Henri Philippe Benjamin Roorda van Eysinga est né à Bruxelles le 30
novembre 1870 et mort à Lausanne le 7 novembre 1925, jour où il s´est logé une
balle dans le cœur. Il était fils d´un fonctionnaire du gouvernement
néerlandais en Indonésie qui fut révoqué en raison de ses positions
anticolonialistes. Sicco Ernst Willem Roorda –c´était son nom complet – fut
d´ailleurs l´auteur du pamphlet anticolonial Malédiction et ami de grandes
figures révolutionnaires de son temps. En 1872, la famille Roorda s´est
installée à Clarens, en Suisse, pays devenu le repaire de nombre de
révolutionnaires au lendemain de la Commune. Aussi, le jeune Henri Roorda y a-t-il
fréquenté très jeune des figures comme Élisée Reclus, Pierre Kropotkine ou
Ferdinand Domela Nieuwenhuis.
Après des études à l´Université de Lausanne, il a enseigné en tant que
professeur de mathématiques et, très inspiré par les préceptes de Jean-Jacques
Rousseau et son Émile, il est devenu au fur et à mesure un défenseur acharné
d´une pédagogie anti- autoritaire et libertaire, influençant avec ses
enseignements plus d´une génération d´écoliers. Il s´est également épris de
logique et de musique et a publié des manuels de mathématiques chez Payot
(arithmétique, algèbre, géométrie). En concomitance, il a commencé à donner des
conférences sur sa philosophie d´enseignement, a noué des contacts avec des
mouvements et des associations qui prônaient une approche novatrice de la
pédagogie (notamment l´École Moderne de Francisco Ferrer) et a rédigé des
articles non seulement pour la presse locale (La Tribune de Genève, La Tribune
de Lausanne, La Gazette de Lausanne), mais aussi pour des revues anarchistes
comme Les Temps Nouveaux, L´Humanité Nouvelle, La Revue Blanche ou Le Journal
d´Alphonse Allais. Son humour lui a également permis de publier dans des revues
satiriques comme L´Arbalète et La Crécelle et son éclectisme de collaborer dans
des revues néerlandaises et aux Cahiers Vaudois où il a étalé son talent dans
de nombreux essais dont Mon internationalisme sentimental (1915) et Le
pédagogue n´aime pas les enfants (1917).
Il lui arrivait souvent de signer ses articles du pseudonyme de Balthasar.

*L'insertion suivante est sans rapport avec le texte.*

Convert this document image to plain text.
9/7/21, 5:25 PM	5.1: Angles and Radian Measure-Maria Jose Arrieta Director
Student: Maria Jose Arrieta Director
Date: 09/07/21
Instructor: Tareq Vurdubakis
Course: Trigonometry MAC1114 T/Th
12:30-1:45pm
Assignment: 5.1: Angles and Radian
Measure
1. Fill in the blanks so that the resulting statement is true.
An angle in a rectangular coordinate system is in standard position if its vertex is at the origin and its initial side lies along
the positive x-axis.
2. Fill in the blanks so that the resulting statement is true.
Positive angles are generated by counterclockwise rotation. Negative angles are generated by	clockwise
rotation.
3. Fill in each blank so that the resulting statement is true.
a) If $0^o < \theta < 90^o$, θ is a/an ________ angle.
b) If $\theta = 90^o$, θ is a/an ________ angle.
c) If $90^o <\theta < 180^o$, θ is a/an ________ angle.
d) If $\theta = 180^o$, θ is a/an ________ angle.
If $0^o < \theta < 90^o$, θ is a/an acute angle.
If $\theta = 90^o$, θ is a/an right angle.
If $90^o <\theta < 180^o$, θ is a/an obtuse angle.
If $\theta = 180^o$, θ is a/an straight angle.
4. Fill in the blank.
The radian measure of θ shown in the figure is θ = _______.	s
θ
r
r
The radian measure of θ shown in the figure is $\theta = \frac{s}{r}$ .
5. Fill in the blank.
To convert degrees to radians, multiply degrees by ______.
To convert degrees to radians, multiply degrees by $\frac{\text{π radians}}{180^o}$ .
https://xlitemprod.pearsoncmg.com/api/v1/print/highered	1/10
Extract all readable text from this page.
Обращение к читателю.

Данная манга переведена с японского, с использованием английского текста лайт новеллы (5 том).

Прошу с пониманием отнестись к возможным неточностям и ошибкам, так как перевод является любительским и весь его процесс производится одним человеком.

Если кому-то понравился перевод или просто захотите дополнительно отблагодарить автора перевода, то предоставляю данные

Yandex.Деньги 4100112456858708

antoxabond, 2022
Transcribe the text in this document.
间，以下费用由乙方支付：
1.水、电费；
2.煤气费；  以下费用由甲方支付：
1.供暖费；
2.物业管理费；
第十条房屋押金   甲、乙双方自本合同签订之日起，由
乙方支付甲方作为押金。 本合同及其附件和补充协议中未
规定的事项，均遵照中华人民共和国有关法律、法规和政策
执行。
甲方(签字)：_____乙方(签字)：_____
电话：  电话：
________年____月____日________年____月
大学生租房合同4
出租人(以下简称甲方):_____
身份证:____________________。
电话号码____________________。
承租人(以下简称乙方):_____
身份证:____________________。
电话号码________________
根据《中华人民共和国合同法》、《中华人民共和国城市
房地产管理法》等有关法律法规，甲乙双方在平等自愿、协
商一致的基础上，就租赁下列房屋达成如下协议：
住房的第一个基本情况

Le livre cité plus haut, Le roseau pensotant, est selon son préfacier
Gilles Losseroy (1) œuvre de moraliste, de ceux du Grand Siècle français dont
il manifeste les caractéristiques essentielles. Gilles Losseroy écrit à ce
sujet : «L´analyse des mœurs, livrée d´un point de vue singulier
débarrassé des oripeaux idéologiques du temps, se formule ici aussi de manière
concise, au travers des écrits brefs qui révèlent une langue parfaitement
ciselée et gourmande de maximes bien trempées».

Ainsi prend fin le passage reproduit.